苏亘一个箭步上前,左手一把抓着曾凯手中的水壶,任凭他怎么疯狂,也是动不得半分。
他运起一股真气,直达手心,在曾凯的天灵盖上一掌拍下,曾凯如同醍醐灌顶,从脑门透进一股暖流,整个人都清醒了。

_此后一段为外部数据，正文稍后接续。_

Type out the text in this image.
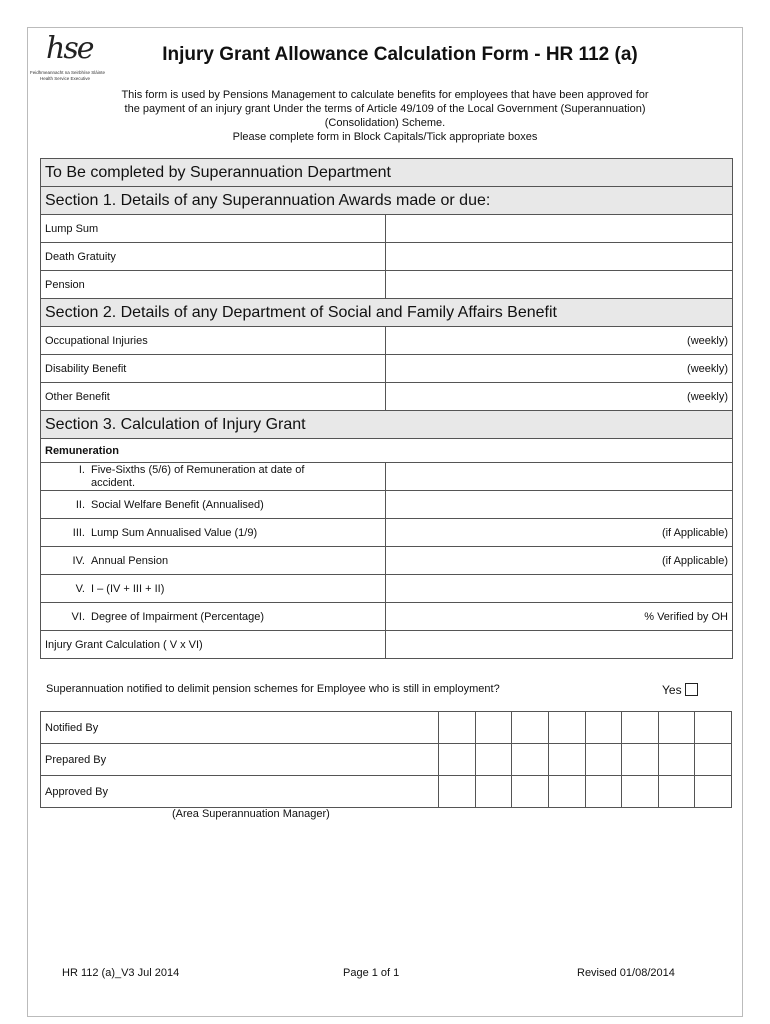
hse
Feidhmeannacht na Seirbhíse Sláinte
Health Service Executive
Injury Grant Allowance Calculation Form - HR 112 (a)

This form is used by Pensions Management to calculate benefits for employees that have been approved for

the payment of an injury grant Under the terms of Article 49/109 of the Local Government (Superannuation)

(Consolidation) Scheme.

Please complete form in Block Capitals/Tick appropriate boxes

To Be completed by Superannuation Department	
Section 1. Details of any Superannuation Awards made or due:	
Lump Sum	
Death Gratuity	
Pension	
Section 2. Details of any Department of Social and Family Affairs Benefit	
Occupational Injuries	(weekly)
Disability Benefit	(weekly)
Other Benefit	(weekly)
Section 3. Calculation of Injury Grant	
Remuneration	
I. Five-Sixths (5/6) of Remuneration at date of accident.	
II. Social Welfare Benefit (Annualised)	
III. Lump Sum Annualised Value (1/9)	(if Applicable)
IV. Annual Pension	(if Applicable)
V. I – (IV + III + II)	
VI. Degree of Impairment (Percentage)	% Verified by OH
Injury Grant Calculation ( V x VI)	
Superannuation notified to delimit pension schemes for Employee who is still in employment?	Yes
Notified By								
Prepared By								
Approved By								
(Area Superannuation Manager)
HR 112 (a)_V3 Jul 2014	Page 1 of 1	Revised 01/08/2014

那暖流慢慢传达到双臂上,痒随即就消除,只剩下麻麻的痛楚感觉。
曾凯忍不住喊一声:“痛得好!”
的确痛总是比痒容易忍受,不消一分钟时间,连痛的感觉也消失了,苏亘微微一笑,把右手移开,曾凯感到心中一阵空虚,怅然若失。
“苏亘,你是怎么做到的?”曾凯一脸鼻涕看着苏亘,无不惊叹道:“你就像魔术师,一下子把我身上的痛痒变走了。”
苏亘耸耸肩膀,拿起桌面上的纸巾盒,递给曾凯,笑道:“擦擦鼻涕吧。”
咯噔!曾凯心头大震:“刚才我是发病了?在这个第一次见面的小伙面前发病了?我是堂堂的局长,给他看到满脸鼻涕眼泪.....”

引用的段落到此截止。